Nostalgic designs, practical functions, deep roots in brand history: Limited re-editions of famous tool watches from the past have been popular with manufacturers and watch fans for years. It’s no wonder, because modern reinterpretations of historic watches satisfy the needs of many watch lovers; namely, to wear an exclusive watch with history that is fully suitable for everyday use and won’t break the bank. In 2020, Breitling released the AVI 765 1953 Re-Edition ref. AB0920131B1X1, and with it, successfully reissued one of its classic chronographs in a limited edition of 1,953 pieces. The design and function of this watch are almost identical to the original Co-Pilot ref. Avi 765 model, which Breitling introduced in 1953.
Design and Functions of the AVI 765 1953 Re-Edition
The dial of the Breitling Co-Pilot Avi 765 follows the Type 20 chronogaph design.

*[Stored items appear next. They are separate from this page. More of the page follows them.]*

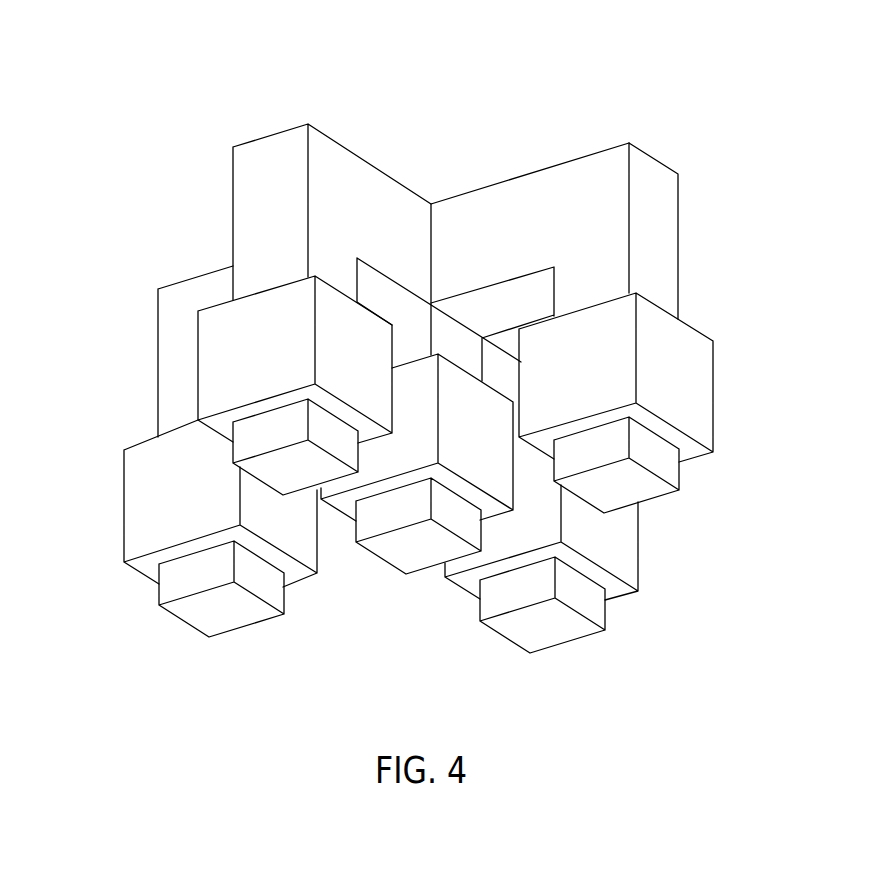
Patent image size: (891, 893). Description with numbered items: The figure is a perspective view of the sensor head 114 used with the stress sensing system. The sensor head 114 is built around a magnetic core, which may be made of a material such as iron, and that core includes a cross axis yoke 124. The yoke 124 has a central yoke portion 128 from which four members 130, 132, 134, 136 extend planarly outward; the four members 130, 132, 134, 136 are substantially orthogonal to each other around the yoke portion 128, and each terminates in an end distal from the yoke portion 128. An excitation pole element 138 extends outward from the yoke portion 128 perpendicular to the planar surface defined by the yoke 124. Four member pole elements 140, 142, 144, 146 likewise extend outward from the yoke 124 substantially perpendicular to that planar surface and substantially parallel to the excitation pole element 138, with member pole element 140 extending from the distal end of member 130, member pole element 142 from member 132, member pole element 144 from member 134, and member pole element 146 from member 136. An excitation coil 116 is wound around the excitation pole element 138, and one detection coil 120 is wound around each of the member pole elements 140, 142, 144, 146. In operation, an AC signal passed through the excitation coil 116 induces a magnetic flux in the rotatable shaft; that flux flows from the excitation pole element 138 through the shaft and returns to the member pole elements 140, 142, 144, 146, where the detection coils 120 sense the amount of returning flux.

The sensor head 114 is at (798, 80).
The excitation coil 116 is at (493, 470).
The detection coil 120 is at (124, 484).
The cross axis yoke 124 is at (463, 213).
The yoke portion 128 is at (428, 202).
The member 130 is at (175, 283).
The member 132 is at (497, 348).
The member 134 is at (653, 158).
The member 136 is at (272, 135).
The excitation pole element 138 is at (405, 555).
The member pole element 140 is at (225, 615).
The member pole element 142 is at (548, 633).
The member pole element 144 is at (643, 489).
The member pole element 146 is at (278, 475).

Timepieces in this style are deeply rooted in the history of pilot’s watches and are closely linked to the French Air Force. In the 1950s, the latter needed easy-to-read, accurate, and robust chronographs for its pilots and commissioned several watchmakers to produce them. One of the first brands to do so was Breguet, and the Type 20 remains in their catalog to this day. While the function and design of the Breitling follow the Type 20 concept, these watches weren’t actually manufactured for the French Air Force. Instead, the watches were aimed at pilots and the aviation industry in general. Type 20 chronographs are available with two or three subdials.

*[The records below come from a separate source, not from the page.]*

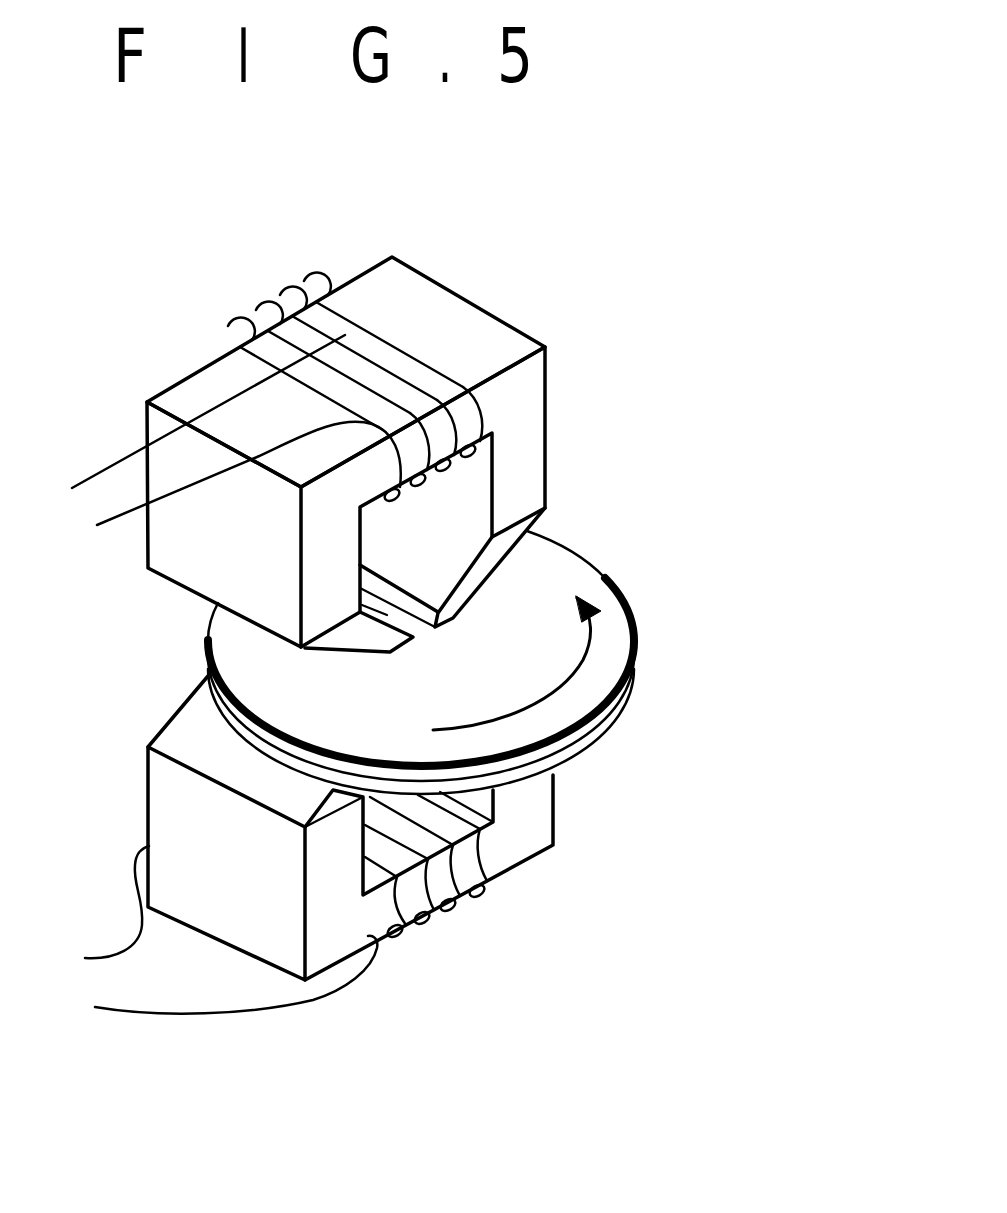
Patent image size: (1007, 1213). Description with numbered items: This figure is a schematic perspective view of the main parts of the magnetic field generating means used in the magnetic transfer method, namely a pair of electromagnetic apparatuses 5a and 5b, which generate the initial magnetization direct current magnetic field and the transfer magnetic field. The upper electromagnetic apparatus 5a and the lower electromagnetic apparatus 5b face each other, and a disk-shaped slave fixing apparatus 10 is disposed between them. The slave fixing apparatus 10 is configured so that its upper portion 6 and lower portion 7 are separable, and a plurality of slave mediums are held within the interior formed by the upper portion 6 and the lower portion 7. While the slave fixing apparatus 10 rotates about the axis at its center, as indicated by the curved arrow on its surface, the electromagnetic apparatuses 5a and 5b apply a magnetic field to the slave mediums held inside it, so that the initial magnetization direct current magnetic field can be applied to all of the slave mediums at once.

The electromagnetic apparatus 5a is at (473, 312).
The electromagnetic apparatus 5b is at (531, 846).
The upper portion 6 is at (612, 668).
The lower portion 7 is at (598, 742).
The slave fixing apparatus 10 is at (524, 664).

In the case of the Breitling Co-Pilot Avi 765, it’s a tri-compax chronograph with subdials at 3, 6, and 9 o’clock. The subdial at 3 o’clock is particularly interesting: It’s a 15-minute counter. Pilots from that era needed this feature to measure the time it took to warm up the engines and complete pre-flight checks. These checks typically needed to be completed within 15 minutes, if possible. In the 1950s, this function was considered a modern addition to a wristwatch. All other functions of the Avi 765 are what you’d expect from a typical chronograph: The 12-hour counter is located at 6 o’clock, while the small seconds sits at 9 o’clock. To ensure pilots can read the time in poor lighting conditions, ample luminous material is used on the Arabic numerals, 15-minute counter, and hands. The same goes for the 1953 re-edition. Breitling opted for a cream-colored luminous material that gives the watch added vintage charm. Some people call this “fauxtina,” but it’s important to note that the 1953 version had luminous material in a similar tone. So, in this case, it’s historically accurate. The Avi 765’s bidirectional rotating stainless steel bezel features a 12-hour scale that allows the wearer to set the time in a second time zone.

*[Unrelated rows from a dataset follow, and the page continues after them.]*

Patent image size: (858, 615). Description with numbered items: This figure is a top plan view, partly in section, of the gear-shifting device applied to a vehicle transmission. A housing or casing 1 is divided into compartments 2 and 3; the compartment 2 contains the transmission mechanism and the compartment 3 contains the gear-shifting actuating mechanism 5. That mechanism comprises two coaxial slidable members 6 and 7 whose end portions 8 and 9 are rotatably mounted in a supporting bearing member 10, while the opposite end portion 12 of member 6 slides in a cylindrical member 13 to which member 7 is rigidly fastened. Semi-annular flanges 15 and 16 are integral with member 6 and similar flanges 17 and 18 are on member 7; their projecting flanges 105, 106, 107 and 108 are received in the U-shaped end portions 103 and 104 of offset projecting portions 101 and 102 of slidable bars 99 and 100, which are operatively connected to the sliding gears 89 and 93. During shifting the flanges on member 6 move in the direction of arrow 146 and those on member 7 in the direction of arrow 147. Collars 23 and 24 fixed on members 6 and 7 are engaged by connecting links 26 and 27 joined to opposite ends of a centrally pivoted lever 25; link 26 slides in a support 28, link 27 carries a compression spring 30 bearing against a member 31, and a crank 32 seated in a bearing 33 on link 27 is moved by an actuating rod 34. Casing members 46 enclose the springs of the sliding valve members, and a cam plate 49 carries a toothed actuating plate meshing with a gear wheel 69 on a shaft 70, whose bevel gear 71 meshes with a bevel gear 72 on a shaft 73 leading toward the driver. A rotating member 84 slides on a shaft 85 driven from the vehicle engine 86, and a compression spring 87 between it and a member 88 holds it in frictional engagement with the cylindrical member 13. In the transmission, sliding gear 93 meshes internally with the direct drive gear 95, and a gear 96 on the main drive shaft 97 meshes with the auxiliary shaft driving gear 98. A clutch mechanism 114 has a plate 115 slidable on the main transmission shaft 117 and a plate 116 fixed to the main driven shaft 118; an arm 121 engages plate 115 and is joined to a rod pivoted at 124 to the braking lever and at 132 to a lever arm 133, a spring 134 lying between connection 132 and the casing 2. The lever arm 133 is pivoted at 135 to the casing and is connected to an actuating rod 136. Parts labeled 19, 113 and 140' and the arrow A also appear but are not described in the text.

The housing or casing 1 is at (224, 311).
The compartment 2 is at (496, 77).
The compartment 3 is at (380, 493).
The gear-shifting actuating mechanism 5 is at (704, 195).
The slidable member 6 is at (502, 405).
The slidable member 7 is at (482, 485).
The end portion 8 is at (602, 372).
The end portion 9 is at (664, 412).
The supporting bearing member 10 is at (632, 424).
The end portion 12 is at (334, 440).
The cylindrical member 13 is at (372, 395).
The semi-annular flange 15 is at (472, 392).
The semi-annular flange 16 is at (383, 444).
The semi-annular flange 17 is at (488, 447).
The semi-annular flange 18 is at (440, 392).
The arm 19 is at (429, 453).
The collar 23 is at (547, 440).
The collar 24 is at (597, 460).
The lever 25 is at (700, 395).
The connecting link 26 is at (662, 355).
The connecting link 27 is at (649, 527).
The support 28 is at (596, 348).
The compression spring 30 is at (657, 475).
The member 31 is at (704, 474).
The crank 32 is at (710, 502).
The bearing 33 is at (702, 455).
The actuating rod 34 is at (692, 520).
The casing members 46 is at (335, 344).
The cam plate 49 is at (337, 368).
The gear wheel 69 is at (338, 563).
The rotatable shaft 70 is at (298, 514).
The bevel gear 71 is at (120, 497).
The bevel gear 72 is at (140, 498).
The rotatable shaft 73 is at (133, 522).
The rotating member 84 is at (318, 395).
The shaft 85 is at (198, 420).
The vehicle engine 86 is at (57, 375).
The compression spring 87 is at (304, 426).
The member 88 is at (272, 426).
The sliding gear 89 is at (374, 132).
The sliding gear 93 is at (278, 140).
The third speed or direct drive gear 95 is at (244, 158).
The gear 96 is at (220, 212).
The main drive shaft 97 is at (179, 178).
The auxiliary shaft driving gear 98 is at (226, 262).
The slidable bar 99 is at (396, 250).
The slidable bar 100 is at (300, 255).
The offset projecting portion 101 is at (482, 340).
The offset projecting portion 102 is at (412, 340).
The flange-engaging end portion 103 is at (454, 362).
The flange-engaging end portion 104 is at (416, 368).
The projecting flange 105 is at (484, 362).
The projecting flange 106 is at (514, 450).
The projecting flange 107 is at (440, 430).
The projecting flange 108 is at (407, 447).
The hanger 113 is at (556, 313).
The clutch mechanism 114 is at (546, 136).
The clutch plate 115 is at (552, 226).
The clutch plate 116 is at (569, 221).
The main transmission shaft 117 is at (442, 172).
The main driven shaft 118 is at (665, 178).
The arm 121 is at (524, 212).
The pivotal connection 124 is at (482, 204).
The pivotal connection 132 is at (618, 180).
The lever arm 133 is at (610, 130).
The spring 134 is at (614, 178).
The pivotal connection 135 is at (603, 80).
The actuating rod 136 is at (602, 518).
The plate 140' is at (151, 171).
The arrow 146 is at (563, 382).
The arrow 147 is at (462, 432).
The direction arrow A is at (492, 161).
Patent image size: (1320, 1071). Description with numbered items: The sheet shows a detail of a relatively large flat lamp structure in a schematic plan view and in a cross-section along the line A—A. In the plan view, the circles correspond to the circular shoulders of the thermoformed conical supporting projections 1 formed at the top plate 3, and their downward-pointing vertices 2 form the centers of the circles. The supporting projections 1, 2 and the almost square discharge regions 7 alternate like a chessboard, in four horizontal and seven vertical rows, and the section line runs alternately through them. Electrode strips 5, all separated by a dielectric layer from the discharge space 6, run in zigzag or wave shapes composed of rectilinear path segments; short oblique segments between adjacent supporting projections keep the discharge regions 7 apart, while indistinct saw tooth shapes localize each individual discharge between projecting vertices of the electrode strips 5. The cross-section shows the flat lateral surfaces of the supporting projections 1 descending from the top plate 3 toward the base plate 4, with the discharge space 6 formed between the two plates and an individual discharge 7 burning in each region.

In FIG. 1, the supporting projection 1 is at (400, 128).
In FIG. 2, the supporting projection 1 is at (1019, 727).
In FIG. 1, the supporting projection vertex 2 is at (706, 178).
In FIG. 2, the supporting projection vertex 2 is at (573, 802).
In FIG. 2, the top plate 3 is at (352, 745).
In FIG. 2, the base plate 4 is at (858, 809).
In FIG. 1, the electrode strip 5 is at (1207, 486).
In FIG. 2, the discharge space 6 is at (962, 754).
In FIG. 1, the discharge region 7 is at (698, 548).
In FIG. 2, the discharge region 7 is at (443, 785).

The Breitling AVI 765 1953 Re-Edition: Details
With the AVI 765 1953 Re-Edition, Breitling not only remains true to the design of the 1953 original, but the dimensions are also on point: The polished case measures 41 mm across. This size is considered average today, but in the 1950s, it was huge and reserved only for tool watches. But it’s not too overpowering and is still suitable for slightly narrower wrists that fall south of 18 cm. This is largely thanks to the relatively modest lug-to-lug of 48.7 mm. If you include the Plexiglass, the height measures in at 14 mm. This makes the chronograph relatively slim by Breitling standards – a fact that is also attributable to the mechanical hand-wound caliber. With a lug width of 22 mm, the AVI 765 1953 Re-Edition comes in pretty average here, too. However, the calf leather strap tapers to 18 mm towards the clasp, which means the watch doesn’t look overbearing even on a slimmer wrist. I personally think the biggest downside is the water resistance of the current AVI 765, which is only 30 m (98 ft, 3 bar). Sure, you’re not going to take your pilot’s watch out for a swim on a leather strap, but a little more depth gives you a little more everyday peace of mind. OK, let’s get to the heart of the AVI 765 1953 Re-Edition: the in-house caliber B09. Breitling presented this hand-wound caliber alongside the watch in 2020. The movement is COSC-certified by the Swiss Chronometer Testing Institute. The B09 beats at today’s standard 28,800 vph and has a power reserve of 70 hours. You won’t be able to see this beauty at work, though, because it’s hidden behind the stainless steel case back. That said, the rear of the case is engraved with all kinds of things, including the Breitling logo, the model name “765 AVI,” and the inscription “ONE OF 1953”. It goes without saying that sequential numbering would have been better. Nevertheless, this type of customization has become too complex for many watch manufacturers, as each case back would require individual engraving.
Conclusion
The Breitling AVI 765 1953 Re-Edition is a successful homage to its great role model from the 1950s. The designers and engineers responsible have remained true to the 1953 Co-Pilot Avi 765 in every respect and have thus revived a classic that is sure to excite fans of pilot’s watches. For an average price of $6,800 for a new model on Chrono24, watch lovers can get their hands on a great everyday wearer with a cool vintage look. A solid in-house, hand-wound caliber completes the overall package. My only critique is that Breitling could have increased the water resistance – simply because they can!